Book Review: The Orange Code

My partner in this blog, Ben Oleson, convinced me to give ING Direct a try for my personal banking. It actually took him months to convince me, dropping subtle hints and endorsements here and there. When I opened my account, I found out they were much more than simply an on-line banking organization. They were a business on a mission, and a disruptive mission at that. That's all I needed to hook me in.

ING Direct's mission is simple: Save the Saver. It is based on the premise that money had become (falsely) too easy, that saving your money for the future was a virtue and that they would fight for the average saver who wanted to play by the rules and, in my words, get rich slow. ING Direct felt that the only ones benefiting from today's banking system is the banks, not the people giving them money. It is a grand vision that I have no problem relating to.

Community Growth Institute is a company with a similar vision.

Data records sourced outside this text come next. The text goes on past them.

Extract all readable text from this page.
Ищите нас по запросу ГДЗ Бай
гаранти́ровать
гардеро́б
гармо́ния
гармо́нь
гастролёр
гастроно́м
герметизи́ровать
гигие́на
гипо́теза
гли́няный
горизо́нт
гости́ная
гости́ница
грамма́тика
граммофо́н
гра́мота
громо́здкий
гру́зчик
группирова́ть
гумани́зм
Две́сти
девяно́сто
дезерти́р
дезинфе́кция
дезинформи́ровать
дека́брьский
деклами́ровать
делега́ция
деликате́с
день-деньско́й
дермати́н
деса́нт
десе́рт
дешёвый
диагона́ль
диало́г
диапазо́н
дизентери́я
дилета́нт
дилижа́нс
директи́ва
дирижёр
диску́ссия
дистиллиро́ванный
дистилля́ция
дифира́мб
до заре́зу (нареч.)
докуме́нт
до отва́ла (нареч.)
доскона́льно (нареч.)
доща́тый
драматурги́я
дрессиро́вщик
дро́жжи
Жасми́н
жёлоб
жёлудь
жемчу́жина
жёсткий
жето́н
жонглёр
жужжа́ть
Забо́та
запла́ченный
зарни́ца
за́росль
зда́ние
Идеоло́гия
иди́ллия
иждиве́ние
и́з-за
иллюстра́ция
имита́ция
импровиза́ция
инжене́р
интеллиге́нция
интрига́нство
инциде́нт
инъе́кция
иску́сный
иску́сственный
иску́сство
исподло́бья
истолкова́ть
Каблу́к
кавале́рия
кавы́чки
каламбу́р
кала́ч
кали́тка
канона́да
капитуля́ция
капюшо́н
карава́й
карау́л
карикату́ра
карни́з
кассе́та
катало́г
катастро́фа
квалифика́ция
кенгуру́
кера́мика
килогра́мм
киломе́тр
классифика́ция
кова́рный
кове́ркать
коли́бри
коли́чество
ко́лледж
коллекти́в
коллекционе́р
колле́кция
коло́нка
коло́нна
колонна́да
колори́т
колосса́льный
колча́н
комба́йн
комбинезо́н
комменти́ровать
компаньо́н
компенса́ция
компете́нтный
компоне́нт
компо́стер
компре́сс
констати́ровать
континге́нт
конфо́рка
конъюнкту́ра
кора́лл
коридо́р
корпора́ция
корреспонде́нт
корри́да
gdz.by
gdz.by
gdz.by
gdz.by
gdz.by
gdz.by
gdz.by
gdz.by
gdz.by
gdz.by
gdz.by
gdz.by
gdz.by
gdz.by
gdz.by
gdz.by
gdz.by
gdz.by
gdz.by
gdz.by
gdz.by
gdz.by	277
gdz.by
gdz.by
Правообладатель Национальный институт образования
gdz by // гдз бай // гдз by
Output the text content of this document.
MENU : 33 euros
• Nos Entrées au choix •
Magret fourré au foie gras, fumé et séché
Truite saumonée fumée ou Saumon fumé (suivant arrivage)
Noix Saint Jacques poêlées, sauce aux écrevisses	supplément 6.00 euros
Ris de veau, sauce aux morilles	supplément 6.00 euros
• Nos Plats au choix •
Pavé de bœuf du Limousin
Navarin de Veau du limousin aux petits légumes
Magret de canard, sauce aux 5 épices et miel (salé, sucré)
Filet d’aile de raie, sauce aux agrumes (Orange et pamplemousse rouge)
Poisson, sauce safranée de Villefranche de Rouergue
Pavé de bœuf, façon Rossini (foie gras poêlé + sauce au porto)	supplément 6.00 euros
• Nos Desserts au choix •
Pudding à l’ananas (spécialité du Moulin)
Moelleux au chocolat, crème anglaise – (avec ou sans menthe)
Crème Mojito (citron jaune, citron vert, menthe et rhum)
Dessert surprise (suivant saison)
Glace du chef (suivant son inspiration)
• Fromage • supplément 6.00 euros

When asked in 2001 what I wanted to accomplish with CGI, my immediate answer was, "I want to save Rural America." It was only the modesty of my co-workers and advisors that tempered my hubris down to the idea of Buildings Strong Towns, which is how we express our mission today. Like ING Direct, we stand for those communities that strive to do things right, slowly and over time. Theirs is the difficult path, because putting off short-term gains and focusing on long-term strategies takes courage and leadership. 

And like ING, ours is a socially disruptive calling. The status quo of engineers and planners, while good and decent people for the most part, have been the ones that have primarily benefited from our current mode of operation in small towns. Not the communities they server, certainly not over the long-term. 

When I found out that ING Direct had released a book - The Orange Code, How ING Direct Succeeded by Being a Rebel with a Cause -  on their organization and their management approach, I had to read it. It was a quick read. For anyone wanting to lead an organization that is looking to bring about systematic change in the world, it is a must read.

Here is an excerpt from a chapter on "herding cats", describing some of the management challenges and benefits to an organization that actually makes decisions based on an internal compass firmly pointed towards the mission:

For any business, but especially for a rebel innovator like ING Direct, the environment is never a static thing. It's in constant flux, and it's often you that's causing that flux. By definition, then, there is never any convention to fall back on - no well-worn path, no time-proven standard solutions, no industry norms, no defaults. So, when you set a new goal or face a new challenge in the marketplace, a playbook solution is always going to feel a little bit wrong, never going to fit quite right. For ING Direct, and it would seem for many disruptive innovators, the solution instead is to have the clearest, most deeply committed sense of who you are and what your mission is.  The better people understand these things, the more naturally and organically they're able to improvise and innovate as hoc, because they're not serving some kind of operational orthodoxy.
Imagine a manager, alone, hard at work in an evening or on a weekend, bumping into some kind of dilemma: Does she call her supervisor and ask what to do? Or does she just know what your way of solving this would be? Not the solution itself, but the principles by which the solution should be formulated and by which it will get the natural support of the organization on Monday morning? At ING Direct, that's what empowerment really means.  It's not a matter of just granting autonomy to employees but of enabling it with a code that directs it. Think of this as the difference between having a conscript army and having a volunteer one: Soldiers in the latter always know, at least in the most general terms, what they have to do. The former will always wait to be told.
It's easy to imagine that there's an Apply way of doing things, or a Disney way, or a Virgin way; there is absolutely an ING Direct way, and steering by that star has made it a terrifically efficient and productive organization to helm.

I think the small towns that are most successful are the ones that have a real strong sense of who they are. Those communities benefit from the same principles. Have a belief system, they are able to more-quickly be able to put critical decisions into their own context and make decisions that reinforce their vision of the future, not undermine it.

A side benefit of reading the book is that it reveals a lot about the banking industry, especially at a time when everyone is talking about banking and how it is impacting our country. I highly recommend the book and, if nothing else, also highly recommend banking with ING Direct.